Mostre, Civiltà precolombiane e Cartier-Bresson

15 giugno, 2017 nessun commento


Share

A Napoli i capolavori straordinari delle civiltà precolombiane provenienti dalla Collezione Ligabue, a San Gimignano (Siena) 140 scatti di Henri Cartier-Bresson, pioniere indiscusso del fotogiornalismo, sono queste le mostre di maggior rilievo che si aprono nel week end. Che vede anche a Pietrasanta (Lucca) una rassegna dedicata al grande scultore danese Jorgen Haugen Sorensen, con opere allestite in chiostri e piazze.

NAPOLI – Dal 16 giugno al 30 ottobre il Museo Archeologico Nazionale (Mann) ospita la grande mostra ‘Il mondo che non c’era’, dedicata alle tante e diverse civiltà precolombiane che avevano prosperato per migliaia di anni nel continente americano prima dell’incontro con gli europei. Dagli Olmechi ai Maya, dagli Aztechi ai Coclé, il percorso espositivo diventa l’occasione per un’apertura al confronto tra mondi e culture diverse che ben si colloca nel filone programmatico di eventi ‘Classico /Anticlassico’ del museo partenopeo. L’allestimento prevede un corpus di capolavori straordinari, presentati per la prima volta: dalle rarissime maschere in pietra di Teotihuacan ai vasi Maya d’epoca classica, dalle statuette antropomorfe della cultura Olmeca, che tanto affascinarono Frida Kahlo e gli artisti surrealisti, alle Veneri ecuadoriane di Valdivia, dalle sculture azteche a straordinari oggetti in oro.
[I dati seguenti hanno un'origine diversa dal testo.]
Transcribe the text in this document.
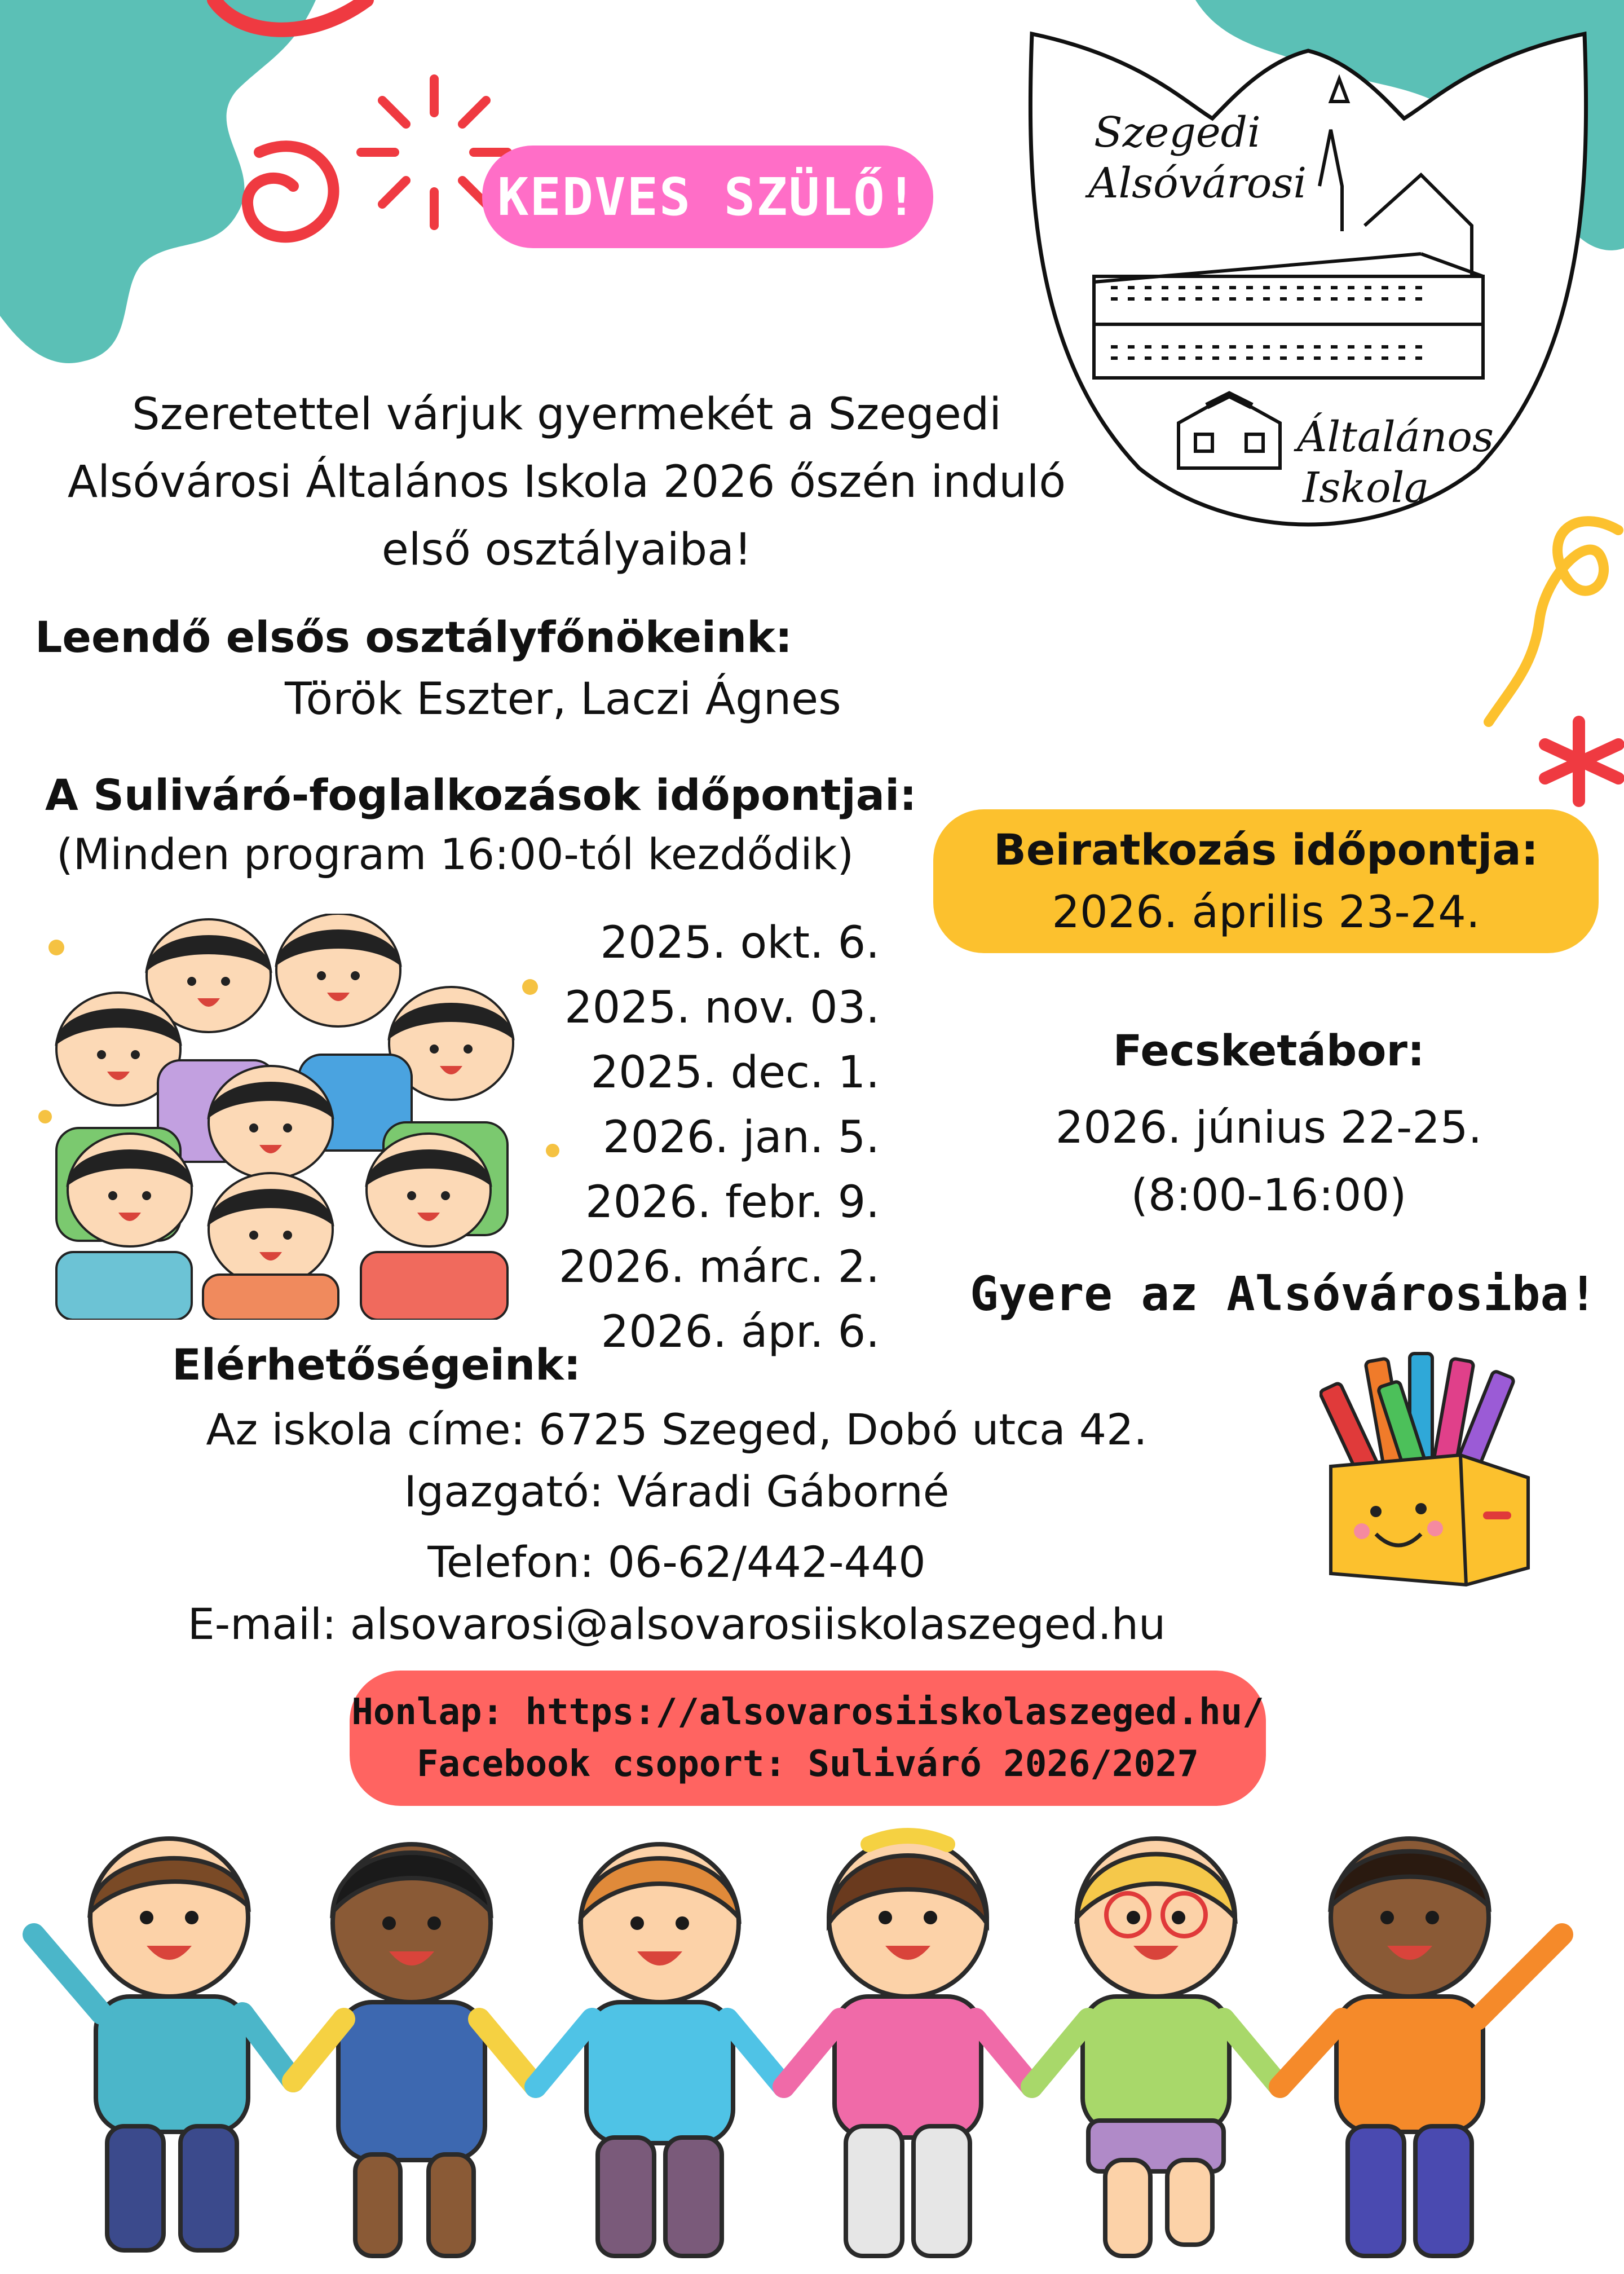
KEDVES SZÜLŐ!
Szegedi
Alsóvárosi
Általános
Iskola
Szeretettel várjuk gyermekét a Szegedi
Alsóvárosi Általános Iskola 2026 őszén induló
első osztályaiba!
Leendő elsős osztályfőnökeink:
Török Eszter, Laczi Ágnes
A Suliváró-foglalkozások időpontjai:
(Minden program 16:00-tól kezdődik)
2025. okt. 6.
2025. nov. 03.
2025. dec. 1.
2026. jan. 5.
2026. febr. 9.
2026. márc. 2.
2026. ápr. 6.
Beiratkozás időpontja:
2026. április 23-24.
Fecsketábor:
2026. június 22-25.
(8:00-16:00)
Gyere az Alsóvárosiba!
Elérhetőségeink:
Az iskola címe: 6725 Szeged, Dobó utca 42.
Igazgató: Váradi Gáborné
Telefon: 06-62/442-440
E-mail: alsovarosi@alsovarosiiskolaszeged.hu
Honlap: https://alsovarosiiskolaszeged.hu/
Facebook csoport: Suliváró 2026/2027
Il tutto proveniente da una delle collezioni più complete e importanti in quest’ambito in Italia, la Collezione Ligabue.

SAN GIMIGNANO (SIENA) – Una mostra per raccontare la vita e la carriera del pioniere indiscusso del fotogiornalismo, Henri Cartier-Bresson, è ospitata dal 16 giugno al 15 ottobre negli spazi della Galleria d’Arte Moderna e Contemporanea ‘Raffaele De Grada’. Esposti 140 scatti selezionati per far conoscere e capire il modus operandi del celebre fotografo, il suo desiderio del contatto con gli altri, nei luoghi e nelle situazioni più diverse, la ricerca della sorpresa e della meraviglia che libererà le menti di chi guarda. La mostra ‘Henri Cartier-Bresson Fotografo’ è una selezione curata in origine dall’amico ed editore Robert Delpire e realizzata in collaborazione con la Fondazione Henri Cartier-Bresson, istituzione creata nel 2003 assieme alla moglie Martine Franck ed alla figlia Melanie.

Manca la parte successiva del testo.